As soon as section voice is switched to frequency domain from time domain, at this moment this section of voice has quantifiable parameter, (the frequency model of voice Enclose) judge whether there is whether this section of voice has the frequency of voice while corresponding frequency energy value is how many.Invention of the invention Point further by the way that the energy variance of frequency range is compared with preset energy value N2, improve to voice starting point to be identified with The accuracy rate of end point judgement, most of energy value in each frequency range of noise of 100-1000HZ are not much different, therefore these Noise variance yields is smaller.

N1 and N2 value is adjusted, value is smaller, sensitiveer, it is easy to which that trigger is judged as that this section of voice is exactly that voice is not made an uproar Sound, but the probability of false triggering can be bigger.According to the various tests of project, when preset energy value n1 is set as 38000- 60000J when preset energy value n2 is set as 30-70J, substantially increases the accuracy rate of starting point and end point detection.
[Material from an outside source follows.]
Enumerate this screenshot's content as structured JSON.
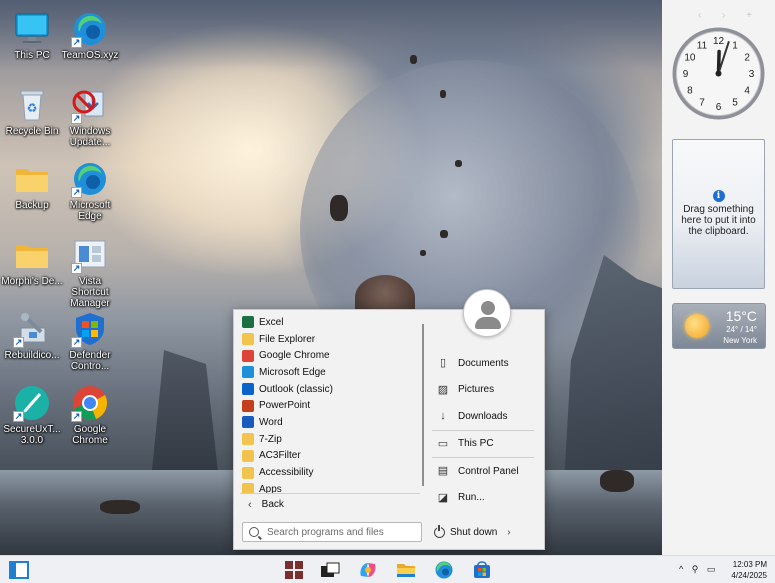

It will be apparent to those skilled in the art that can make various other according to the above description of the technical scheme and ideas Corresponding change and deformation, and all these changes and deformation all should belong to the protection scope of the claims in the present invention Within.

Claims

1. a kind of efficient voice acquisition methods, which comprises the following steps:

Obtain the starting point and end point of voice to be identified；

Obtain the efficient voice of voice to be identified；The efficient voice of the voice to be identified be started with the starting point, and with The complete speech that the end point terminates；

Voice to be identified is successively sampled according to preset sample frequency and sample size, obtains several sampled audio numbers According to the sampled audio data corresponds to several sampled points of voice to be identified；All sampled audio datas are passed sequentially through into Fu FFT In leaf transformation obtain several sampling frequencies；

Obtain the energy value that all sampling frequency frequencies are located at 100~1000Hz；And by the energy value successively with preset energy Value n1 is compared；

Obtain the energy variance that all sampling frequency frequencies are located in 300~1000Hz frequency range；And successively by the energy variance It is compared with preset energy value n2；

When the energy value that frequency is located at the acquisition of 300~1000Hz frequency range in sampling frequency frequency is greater than preset energy value n1, and obtain When the energy variance taken is greater than preset energy value n2, then judge the corresponding sample of the sampling frequency in the model of efficient voice It encloses；

When the energy value that frequency is located at the acquisition of 300~1000Hz frequency range in sampling frequency frequency is not greater than preset energy value n1 or obtains When the energy variance taken is not greater than preset energy value n2, then judge the corresponding sample of the sampling frequency in the range of noise；

All sampled points for being located at the range of complete speech are chronologically arranged, the sampling of the complete speech chronologically arranged Point sequence, using the first sampled point in the sampling point sequence of efficient voice as the starting point of efficient voice；

By the sampled point for being located at the range of noise and the sampled point sampling time is located at after the starting point of efficient voice all adopts Sampling point chronologically arranges, the sampling point sequence of the noise chronologically arranged, with the first sampling in the sampling point sequence of noise Point is the end point of efficient voice.

2. efficient voice acquisition methods according to claim 1, which is characterized in that preset sample size is 2048 sounds Frequency evidence.

3. efficient voice acquisition methods according to claim 1, which is characterized in that the preset energy value n1 is 38000- 60000J。

4. efficient voice acquisition methods according to claim 3, which is characterized in that the preset energy value n2 is 30- 70J。